Table 3: Examples 1 to 5 Compositions and Results
Example 2 was evaluated by AFM using the test method described above. The average modulus were measured at the center of the skin layers, the center of the core layer, and at the edge of the skin layer interfacing the core layer, and found to be 237 MPa, 18.5 MPa, and a value in between, respectively.
Those skilled in the art will understand that various modifications and changes can be made without departing from the scope of the present disclosure.
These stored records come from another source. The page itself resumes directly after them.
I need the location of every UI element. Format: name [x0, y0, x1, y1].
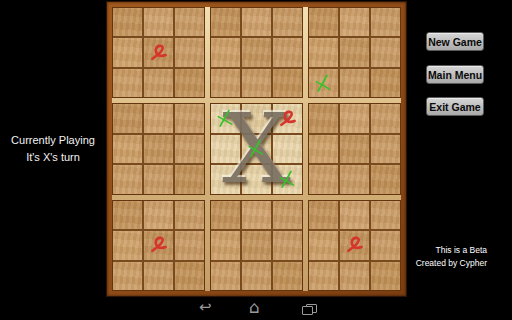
cell-r2-c2[interactable] — [175, 69, 204, 97]
cell-r7-c2[interactable] — [175, 231, 204, 259]
cell-r7-c5[interactable] — [273, 231, 302, 259]
cell-r3-c6[interactable] — [309, 104, 338, 132]
cell-r1-c1[interactable] — [144, 38, 173, 66]
cell-r1-c3[interactable] — [211, 38, 240, 66]
cell-r8-c3[interactable] — [211, 262, 240, 290]
cell-r3-c8[interactable] — [371, 104, 400, 132]
x-mark-icon — [314, 72, 333, 95]
cell-r0-c5[interactable] — [273, 8, 302, 36]
cell-r1-c5[interactable] — [273, 38, 302, 66]
cell-r8-c1[interactable] — [144, 262, 173, 290]
board-grid: X — [112, 7, 401, 291]
cell-r2-c6[interactable] — [309, 69, 338, 97]
cell-r2-c8[interactable] — [371, 69, 400, 97]
cell-r7-c8[interactable] — [371, 231, 400, 259]
cell-r8-c5[interactable] — [273, 262, 302, 290]
cell-r7-c6[interactable] — [309, 231, 338, 259]
cell-r6-c8[interactable] — [371, 201, 400, 229]
game-board: X — [106, 1, 407, 297]
cell-r5-c0[interactable] — [113, 165, 142, 193]
x-mark-icon — [247, 137, 266, 160]
subboard-2-0 — [112, 200, 205, 291]
subboard-1-0 — [112, 103, 205, 194]
cell-r5-c3[interactable] — [211, 165, 240, 193]
cell-r0-c3[interactable] — [211, 8, 240, 36]
cell-r1-c8[interactable] — [371, 38, 400, 66]
cell-r5-c7[interactable] — [340, 165, 369, 193]
exit-game-button[interactable]: Exit Game — [426, 97, 484, 116]
subboard-1-2 — [308, 103, 401, 194]
cell-r2-c4[interactable] — [242, 69, 271, 97]
beta-credits: This is a Beta Created by Cypher — [416, 244, 487, 270]
cell-r8-c8[interactable] — [371, 262, 400, 290]
cell-r7-c0[interactable] — [113, 231, 142, 259]
o-mark-icon — [344, 232, 366, 258]
cell-r0-c8[interactable] — [371, 8, 400, 36]
cell-r0-c1[interactable] — [144, 8, 173, 36]
cell-r1-c4[interactable] — [242, 38, 271, 66]
cell-r4-c2[interactable] — [175, 135, 204, 163]
cell-r6-c2[interactable] — [175, 201, 204, 229]
cell-r6-c1[interactable] — [144, 201, 173, 229]
cell-r1-c2[interactable] — [175, 38, 204, 66]
cell-r3-c4[interactable] — [242, 104, 271, 132]
cell-r2-c0[interactable] — [113, 69, 142, 97]
subboard-1-1: X — [210, 103, 303, 194]
cell-r5-c5[interactable] — [273, 165, 302, 193]
cell-r4-c0[interactable] — [113, 135, 142, 163]
cell-r1-c0[interactable] — [113, 38, 142, 66]
cell-r8-c7[interactable] — [340, 262, 369, 290]
cell-r1-c6[interactable] — [309, 38, 338, 66]
recents-front-rect — [302, 306, 313, 315]
status-line2: It's X's turn — [0, 149, 106, 166]
main-menu-button[interactable]: Main Menu — [426, 65, 484, 84]
credits-line1: This is a Beta — [416, 244, 487, 257]
subboard-0-2 — [308, 7, 401, 98]
cell-r7-c7[interactable] — [340, 231, 369, 259]
cell-r4-c4[interactable] — [242, 135, 271, 163]
cell-r3-c3[interactable] — [211, 104, 240, 132]
status-line1: Currently Playing — [0, 132, 106, 149]
cell-r4-c6[interactable] — [309, 135, 338, 163]
cell-r0-c7[interactable] — [340, 8, 369, 36]
cell-r3-c5[interactable] — [273, 104, 302, 132]
back-icon[interactable]: ↩ — [199, 300, 212, 315]
cell-r5-c8[interactable] — [371, 165, 400, 193]
cell-r7-c1[interactable] — [144, 231, 173, 259]
cell-r4-c5[interactable] — [273, 135, 302, 163]
cell-r5-c1[interactable] — [144, 165, 173, 193]
cell-r2-c1[interactable] — [144, 69, 173, 97]
cell-r8-c4[interactable] — [242, 262, 271, 290]
cell-r6-c6[interactable] — [309, 201, 338, 229]
x-mark-icon — [278, 168, 297, 191]
turn-status: Currently Playing It's X's turn — [0, 132, 106, 166]
cell-r6-c0[interactable] — [113, 201, 142, 229]
cell-r2-c7[interactable] — [340, 69, 369, 97]
cell-r0-c6[interactable] — [309, 8, 338, 36]
cell-r1-c7[interactable] — [340, 38, 369, 66]
cell-r8-c6[interactable] — [309, 262, 338, 290]
cell-r6-c7[interactable] — [340, 201, 369, 229]
cell-r3-c2[interactable] — [175, 104, 204, 132]
cell-r4-c3[interactable] — [211, 135, 240, 163]
x-mark-icon — [216, 107, 235, 130]
new-game-button[interactable]: New Game — [426, 32, 484, 51]
cell-r8-c0[interactable] — [113, 262, 142, 290]
cell-r5-c2[interactable] — [175, 165, 204, 193]
cell-r8-c2[interactable] — [175, 262, 204, 290]
cell-r6-c5[interactable] — [273, 201, 302, 229]
cell-r7-c4[interactable] — [242, 231, 271, 259]
cell-r6-c3[interactable] — [211, 201, 240, 229]
cell-r6-c4[interactable] — [242, 201, 271, 229]
recent-apps-icon[interactable] — [302, 304, 317, 315]
subboard-2-2 — [308, 200, 401, 291]
cell-r5-c6[interactable] — [309, 165, 338, 193]
cell-r0-c0[interactable] — [113, 8, 142, 36]
cell-r2-c3[interactable] — [211, 69, 240, 97]
cell-r0-c4[interactable] — [242, 8, 271, 36]
subboard-2-1 — [210, 200, 303, 291]
cell-r3-c1[interactable] — [144, 104, 173, 132]
cell-r4-c1[interactable] — [144, 135, 173, 163]
cell-r5-c4[interactable] — [242, 165, 271, 193]
o-mark-icon — [277, 106, 299, 132]
subboard-0-0 — [112, 7, 205, 98]
cell-r3-c7[interactable] — [340, 104, 369, 132]
subboard-0-1 — [210, 7, 303, 98]
cell-r4-c8[interactable] — [371, 135, 400, 163]
cell-r0-c2[interactable] — [175, 8, 204, 36]
cell-r4-c7[interactable] — [340, 135, 369, 163]
o-mark-icon — [148, 40, 170, 66]
cell-r7-c3[interactable] — [211, 231, 240, 259]
cell-r2-c5[interactable] — [273, 69, 302, 97]
cell-r3-c0[interactable] — [113, 104, 142, 132]
credits-line2: Created by Cypher — [416, 257, 487, 270]
home-icon[interactable]: ⌂ — [249, 300, 260, 315]
o-mark-icon — [148, 232, 170, 258]
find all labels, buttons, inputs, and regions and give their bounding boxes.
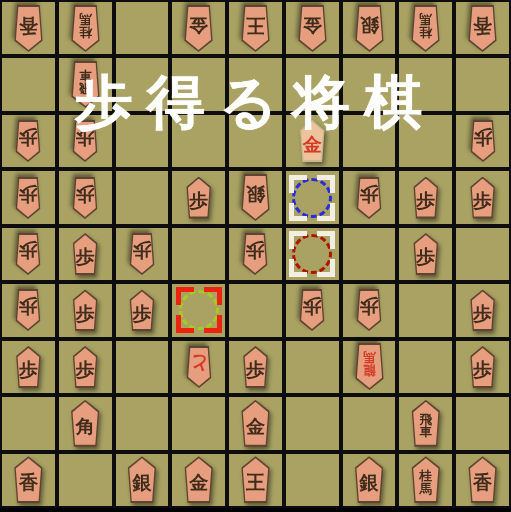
board-cell-r3c7[interactable] bbox=[343, 115, 396, 167]
shogi-piece-歩-gote[interactable]: 歩 bbox=[295, 289, 329, 331]
board-cell-r6c5[interactable] bbox=[229, 284, 282, 336]
shogi-piece-歩-sente[interactable]: 歩 bbox=[125, 289, 159, 331]
board-cell-r5c5[interactable]: 歩 bbox=[229, 228, 282, 280]
board-cell-r4c9[interactable]: 歩 bbox=[456, 171, 509, 223]
piece-kanji: 龍馬 bbox=[350, 343, 389, 390]
board-cell-r8c6[interactable] bbox=[286, 397, 339, 449]
board-cell-r4c4[interactable]: 歩 bbox=[172, 171, 225, 223]
shogi-piece-歩-gote[interactable]: 歩 bbox=[68, 177, 102, 219]
board-cell-r9c3[interactable]: 銀 bbox=[116, 454, 169, 506]
board-cell-r5c7[interactable] bbox=[343, 228, 396, 280]
board-cell-r8c9[interactable] bbox=[456, 397, 509, 449]
corner-bracket-tr bbox=[317, 175, 335, 193]
board-cell-r8c4[interactable] bbox=[172, 397, 225, 449]
corner-bracket-tl bbox=[176, 287, 194, 305]
piece-kanji: 歩 bbox=[11, 120, 45, 162]
board-cell-r9c5[interactable]: 王 bbox=[229, 454, 282, 506]
board-cell-r1c6[interactable]: 金 bbox=[286, 2, 339, 54]
blue-move-marker bbox=[289, 175, 335, 221]
piece-kanji: 桂馬 bbox=[406, 456, 445, 503]
corner-bracket-tl bbox=[289, 231, 307, 249]
piece-kanji: 歩 bbox=[352, 289, 386, 331]
shogi-piece-金-gote[interactable]: 金 bbox=[293, 5, 332, 52]
board-cell-r9c8[interactable]: 桂馬 bbox=[399, 454, 452, 506]
shogi-piece-龍馬-gote[interactable]: 龍馬 bbox=[350, 343, 389, 390]
board-cell-r5c4[interactable] bbox=[172, 228, 225, 280]
shogi-piece-歩-sente[interactable]: 歩 bbox=[409, 177, 443, 219]
piece-kanji: 銀 bbox=[350, 456, 389, 503]
corner-bracket-bl bbox=[176, 315, 194, 333]
board-cell-r6c6[interactable]: 歩 bbox=[286, 284, 339, 336]
shogi-piece-歩-sente[interactable]: 歩 bbox=[238, 346, 272, 388]
board-cell-r2c5[interactable] bbox=[229, 58, 282, 110]
piece-kanji: 歩 bbox=[409, 177, 443, 219]
board-cell-r9c1[interactable]: 香 bbox=[2, 454, 55, 506]
board-cell-r5c2[interactable]: 歩 bbox=[59, 228, 112, 280]
shogi-piece-銀-sente[interactable]: 銀 bbox=[350, 456, 389, 503]
piece-kanji: 歩 bbox=[11, 289, 45, 331]
board-cell-r2c8[interactable] bbox=[399, 58, 452, 110]
board-cell-r8c2[interactable]: 角 bbox=[59, 397, 112, 449]
corner-bracket-tr bbox=[317, 231, 335, 249]
board-cell-r1c9[interactable]: 香 bbox=[456, 2, 509, 54]
piece-kanji: 歩 bbox=[182, 177, 216, 219]
board-cell-r7c7[interactable]: 龍馬 bbox=[343, 341, 396, 393]
shogi-piece-歩-gote[interactable]: 歩 bbox=[352, 177, 386, 219]
piece-kanji: 歩 bbox=[11, 177, 45, 219]
board-cell-r8c1[interactable] bbox=[2, 397, 55, 449]
board-cell-r3c9[interactable]: 歩 bbox=[456, 115, 509, 167]
board-cell-r6c9[interactable]: 歩 bbox=[456, 284, 509, 336]
piece-kanji: 歩 bbox=[11, 346, 45, 388]
board-cell-r4c3[interactable] bbox=[116, 171, 169, 223]
board-cell-r4c2[interactable]: 歩 bbox=[59, 171, 112, 223]
board-cell-r2c7[interactable] bbox=[343, 58, 396, 110]
piece-kanji: 歩 bbox=[68, 289, 102, 331]
corner-bracket-br bbox=[317, 203, 335, 221]
shogi-piece-歩-gote[interactable]: 歩 bbox=[238, 233, 272, 275]
shogi-piece-歩-sente[interactable]: 歩 bbox=[466, 289, 500, 331]
piece-kanji: 桂馬 bbox=[406, 5, 445, 52]
shogi-piece-王-sente[interactable]: 王 bbox=[236, 456, 275, 503]
piece-kanji: 歩 bbox=[125, 233, 159, 275]
board-cell-r2c3[interactable] bbox=[116, 58, 169, 110]
board-cell-r7c5[interactable]: 歩 bbox=[229, 341, 282, 393]
shogi-piece-桂馬-gote[interactable]: 桂馬 bbox=[406, 5, 445, 52]
shogi-piece-歩-gote[interactable]: 歩 bbox=[11, 289, 45, 331]
board-cell-r4c5[interactable]: 銀 bbox=[229, 171, 282, 223]
board-cell-r4c8[interactable]: 歩 bbox=[399, 171, 452, 223]
board-cell-r3c5[interactable] bbox=[229, 115, 282, 167]
corner-bracket-bl bbox=[289, 203, 307, 221]
shogi-piece-香-sente[interactable]: 香 bbox=[9, 456, 48, 503]
piece-kanji: 金 bbox=[295, 120, 329, 162]
board-cell-r7c8[interactable] bbox=[399, 341, 452, 393]
board-cell-r6c3[interactable]: 歩 bbox=[116, 284, 169, 336]
shogi-piece-歩-sente[interactable]: 歩 bbox=[409, 233, 443, 275]
board-cell-r2c1[interactable] bbox=[2, 58, 55, 110]
corner-bracket-br bbox=[204, 315, 222, 333]
piece-kanji: 金 bbox=[236, 400, 275, 447]
shogi-piece-金-sente[interactable]: 金 bbox=[179, 456, 218, 503]
shogi-piece-飛車-gote[interactable]: 飛車 bbox=[66, 61, 105, 108]
board-cell-r3c8[interactable] bbox=[399, 115, 452, 167]
board-cell-r3c6[interactable]: 金 bbox=[286, 115, 339, 167]
corner-bracket-bl bbox=[289, 259, 307, 277]
board-cell-r6c2[interactable]: 歩 bbox=[59, 284, 112, 336]
piece-kanji: 歩 bbox=[238, 233, 272, 275]
piece-kanji: 歩 bbox=[466, 177, 500, 219]
board-cell-r5c9[interactable] bbox=[456, 228, 509, 280]
piece-kanji: 銀 bbox=[236, 174, 275, 221]
shogi-piece-歩-sente[interactable]: 歩 bbox=[466, 346, 500, 388]
shogi-piece-銀-gote[interactable]: 銀 bbox=[236, 174, 275, 221]
piece-kanji: 歩 bbox=[409, 233, 443, 275]
darkred-move-marker bbox=[289, 231, 335, 277]
board-cell-r4c6[interactable] bbox=[286, 171, 339, 223]
corner-bracket-tr bbox=[204, 287, 222, 305]
shogi-piece-金-gote[interactable]: 金 bbox=[179, 5, 218, 52]
piece-kanji: 歩 bbox=[466, 120, 500, 162]
board-cell-r1c4[interactable]: 金 bbox=[172, 2, 225, 54]
shogi-piece-歩-gote[interactable]: 歩 bbox=[11, 177, 45, 219]
shogi-piece-歩-gote[interactable]: 歩 bbox=[466, 120, 500, 162]
board-cell-r2c4[interactable] bbox=[172, 58, 225, 110]
shogi-piece-歩-gote[interactable]: 歩 bbox=[68, 120, 102, 162]
board-cell-r1c7[interactable]: 銀 bbox=[343, 2, 396, 54]
board-cell-r9c7[interactable]: 銀 bbox=[343, 454, 396, 506]
piece-kanji: 歩 bbox=[295, 289, 329, 331]
board-cell-r8c5[interactable]: 金 bbox=[229, 397, 282, 449]
board-cell-r1c8[interactable]: 桂馬 bbox=[399, 2, 452, 54]
shogi-piece-歩-sente[interactable]: 歩 bbox=[182, 177, 216, 219]
board-cell-r7c1[interactable]: 歩 bbox=[2, 341, 55, 393]
piece-kanji: 桂馬 bbox=[66, 5, 105, 52]
board-cell-r5c1[interactable]: 歩 bbox=[2, 228, 55, 280]
shogi-piece-香-gote[interactable]: 香 bbox=[9, 5, 48, 52]
board-cell-r3c2[interactable]: 歩 bbox=[59, 115, 112, 167]
board-cell-r2c2[interactable]: 飛車 bbox=[59, 58, 112, 110]
piece-kanji: 王 bbox=[236, 456, 275, 503]
piece-kanji: 金 bbox=[179, 5, 218, 52]
shogi-piece-香-sente[interactable]: 香 bbox=[463, 456, 502, 503]
shogi-piece-王-gote[interactable]: 王 bbox=[236, 5, 275, 52]
shogi-piece-桂馬-gote[interactable]: 桂馬 bbox=[66, 5, 105, 52]
shogi-piece-香-gote[interactable]: 香 bbox=[463, 5, 502, 52]
shogi-piece-金-sente[interactable]: 金 bbox=[236, 400, 275, 447]
corner-bracket-tl bbox=[289, 175, 307, 193]
shogi-piece-飛車-sente[interactable]: 飛車 bbox=[406, 400, 445, 447]
piece-kanji: 金 bbox=[179, 456, 218, 503]
board-cell-r6c1[interactable]: 歩 bbox=[2, 284, 55, 336]
piece-kanji: と bbox=[182, 346, 216, 388]
shogi-piece-歩-gote[interactable]: 歩 bbox=[11, 233, 45, 275]
shogi-piece-と-gote[interactable]: と bbox=[182, 346, 216, 388]
board-cell-r8c8[interactable]: 飛車 bbox=[399, 397, 452, 449]
board-cell-r6c8[interactable] bbox=[399, 284, 452, 336]
shogi-piece-歩-sente[interactable]: 歩 bbox=[11, 346, 45, 388]
shogi-piece-金-sente[interactable]: 金 bbox=[295, 120, 329, 162]
shogi-piece-歩-gote[interactable]: 歩 bbox=[11, 120, 45, 162]
shogi-piece-歩-gote[interactable]: 歩 bbox=[125, 233, 159, 275]
corner-bracket-br bbox=[317, 259, 335, 277]
shogi-piece-銀-gote[interactable]: 銀 bbox=[350, 5, 389, 52]
piece-kanji: 王 bbox=[236, 5, 275, 52]
piece-kanji: 香 bbox=[9, 456, 48, 503]
piece-kanji: 歩 bbox=[68, 177, 102, 219]
shogi-piece-歩-sente[interactable]: 歩 bbox=[68, 346, 102, 388]
board-cell-r2c9[interactable] bbox=[456, 58, 509, 110]
piece-kanji: 歩 bbox=[68, 346, 102, 388]
board-cell-r5c6[interactable] bbox=[286, 228, 339, 280]
board-cell-r8c7[interactable] bbox=[343, 397, 396, 449]
board-cell-r7c6[interactable] bbox=[286, 341, 339, 393]
board-cell-r7c9[interactable]: 歩 bbox=[456, 341, 509, 393]
piece-kanji: 角 bbox=[66, 400, 105, 447]
board-cell-r3c1[interactable]: 歩 bbox=[2, 115, 55, 167]
board-cell-r3c3[interactable] bbox=[116, 115, 169, 167]
board-cell-r9c6[interactable] bbox=[286, 454, 339, 506]
shogi-piece-歩-sente[interactable]: 歩 bbox=[68, 289, 102, 331]
board-cell-r7c4[interactable]: と bbox=[172, 341, 225, 393]
shogi-piece-銀-sente[interactable]: 銀 bbox=[122, 456, 161, 503]
board-cell-r2c6[interactable] bbox=[286, 58, 339, 110]
board-cell-r8c3[interactable] bbox=[116, 397, 169, 449]
board-cell-r7c2[interactable]: 歩 bbox=[59, 341, 112, 393]
board-cell-r9c4[interactable]: 金 bbox=[172, 454, 225, 506]
piece-kanji: 飛車 bbox=[406, 400, 445, 447]
piece-kanji: 歩 bbox=[238, 346, 272, 388]
board-cell-r9c9[interactable]: 香 bbox=[456, 454, 509, 506]
board-cell-r5c8[interactable]: 歩 bbox=[399, 228, 452, 280]
piece-kanji: 香 bbox=[9, 5, 48, 52]
board-cell-r1c5[interactable]: 王 bbox=[229, 2, 282, 54]
piece-kanji: 飛車 bbox=[66, 61, 105, 108]
piece-kanji: 香 bbox=[463, 5, 502, 52]
shogi-piece-歩-gote[interactable]: 歩 bbox=[352, 289, 386, 331]
shogi-board: 香桂馬金王金銀桂馬香飛車歩歩金歩歩歩歩銀歩歩歩歩歩歩歩歩歩歩歩歩歩歩歩歩と歩龍馬… bbox=[0, 0, 511, 508]
piece-kanji: 歩 bbox=[11, 233, 45, 275]
shogi-app: 香桂馬金王金銀桂馬香飛車歩歩金歩歩歩歩銀歩歩歩歩歩歩歩歩歩歩歩歩歩歩歩歩と歩龍馬… bbox=[0, 0, 511, 512]
shogi-piece-歩-sente[interactable]: 歩 bbox=[68, 233, 102, 275]
piece-kanji: 銀 bbox=[350, 5, 389, 52]
board-cell-r4c1[interactable]: 歩 bbox=[2, 171, 55, 223]
piece-kanji: 香 bbox=[463, 456, 502, 503]
board-cell-r6c4[interactable] bbox=[172, 284, 225, 336]
board-cell-r1c1[interactable]: 香 bbox=[2, 2, 55, 54]
board-cell-r3c4[interactable] bbox=[172, 115, 225, 167]
green-move-marker bbox=[176, 287, 222, 333]
shogi-piece-歩-sente[interactable]: 歩 bbox=[466, 177, 500, 219]
shogi-piece-桂馬-sente[interactable]: 桂馬 bbox=[406, 456, 445, 503]
piece-kanji: 歩 bbox=[466, 289, 500, 331]
piece-kanji: 銀 bbox=[122, 456, 161, 503]
piece-kanji: 金 bbox=[293, 5, 332, 52]
piece-kanji: 歩 bbox=[466, 346, 500, 388]
piece-kanji: 歩 bbox=[352, 177, 386, 219]
piece-kanji: 歩 bbox=[68, 233, 102, 275]
board-cell-r7c3[interactable] bbox=[116, 341, 169, 393]
board-cell-r9c2[interactable] bbox=[59, 454, 112, 506]
board-cell-r1c3[interactable] bbox=[116, 2, 169, 54]
board-cell-r5c3[interactable]: 歩 bbox=[116, 228, 169, 280]
piece-kanji: 歩 bbox=[125, 289, 159, 331]
piece-kanji: 歩 bbox=[68, 120, 102, 162]
board-cell-r1c2[interactable]: 桂馬 bbox=[59, 2, 112, 54]
board-cell-r6c7[interactable]: 歩 bbox=[343, 284, 396, 336]
shogi-piece-角-sente[interactable]: 角 bbox=[66, 400, 105, 447]
board-cell-r4c7[interactable]: 歩 bbox=[343, 171, 396, 223]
Such modifications and changes are intended to fall within the scope of the invention as defined by the appended claims.

Claims

A diaphragm for a microspeaker, the diaphragm comprising:

one or two skin layers independently comprising a block copolymer comprising hard segments and soft segments, wherein a portion of the hard segments is included in crystalline, physical crosslinking domains, and

an organic polymer film layer in direct contact with the one or two skin layers, wherein the organic polymer film layer is not tacky at 25 ℃.
The diaphragm of claim 1, wherein the one or two skin layers and the organic polymer film layer are coextruded.
The diaphragm of claim 1 or 2, wherein at least one of the one or two skin layers or the organic polymer film layer is chemically crosslinked.
The diaphragm of claim 1 or 2, wherein at least one of the one or two skin layers or the organic polymer film layer is not chemically crosslinked.
The diaphragm of any one of claims 1 to 4, wherein the block copolymer comprises at least one of a polyester, a polyurethane, or a polyamide.
The diaphragm of any one of claims 1 to 5, wherein the organic polymer film layer comprises at least one of a second block copolymer having second hard segments and second soft segments, wherein a portion of the second hard segments is included in crystalline, physical crosslinking domains, or an acrylic copolymer.
The diaphragm of claim 6, wherein the organic polymer film layer comprises the second block copolymer having second hard segments and second soft segments, wherein the second soft segments are the same as the soft segments in the block copolymer in at least one of the one or two skin layers.
The diaphragm of claim 6 or 7, wherein the organic polymer film layer comprises the second block copolymer having hard segments and soft segments, wherein the second block copolymer comprises an acrylic triblock copolymer, a polyamide-polyether-polyamide triblock copolymer, a polyester-polyether-polyester triblock copolymer, or a styrenic block copolymer.
The diaphragm of any one of claims 6 to 8, wherein the organic polymer film layer comprises an acrylic copolymer comprising:

monomer units of an alkyl acrylate or alkyl methacrylate represented by formula

CH ₂=C (R') COOR

wherein R' is hydrogen or a methyl group, and R is a linear or branched an alkyl group having 1 to 30 carbon atoms;

monomer units of at least one of N-vinyl pyrrolidinone or acrylic acid; and

at least 20 percent by weight of monomer units of at least one of isobornyl acrylate or isobornyl methacrylate.
The diaphragm of any one of claims 1 to 9, having a loss factor of at least 0.05 at 25 ℃ as measured by Dynamic Mechanical Analysis.
The diaphragm of any one of claims 1 to 10, wherein at least one of the one or two skin layers comprises inorganic filler.
The diaphragm of any one of claims 1 to 11, wherein the organic polymer film layer has a lower modulus than the one or two skin layers as measured by Atomic Force Microscopy.
A process of making the diaphragm of any one of claims 1 to 12, the process comprising coextruding the block copolymer and an organic polymer to provide a multilayer film comprising the one or two skin layers and the organic polymer film layer in direct contact with the one or two skin layers.
The process of claim 13, further comprising subjecting the multilayer film to electron beam radiation.
The process of claim 14, wherein the electron beam radiation has an electron beam energy of 100 kilovolts to 300 kilovolts and an electron beam dose of 3 megarads to 12 megarads.
A microspeaker comprising the diaphragm of any one of claims 1 to 12.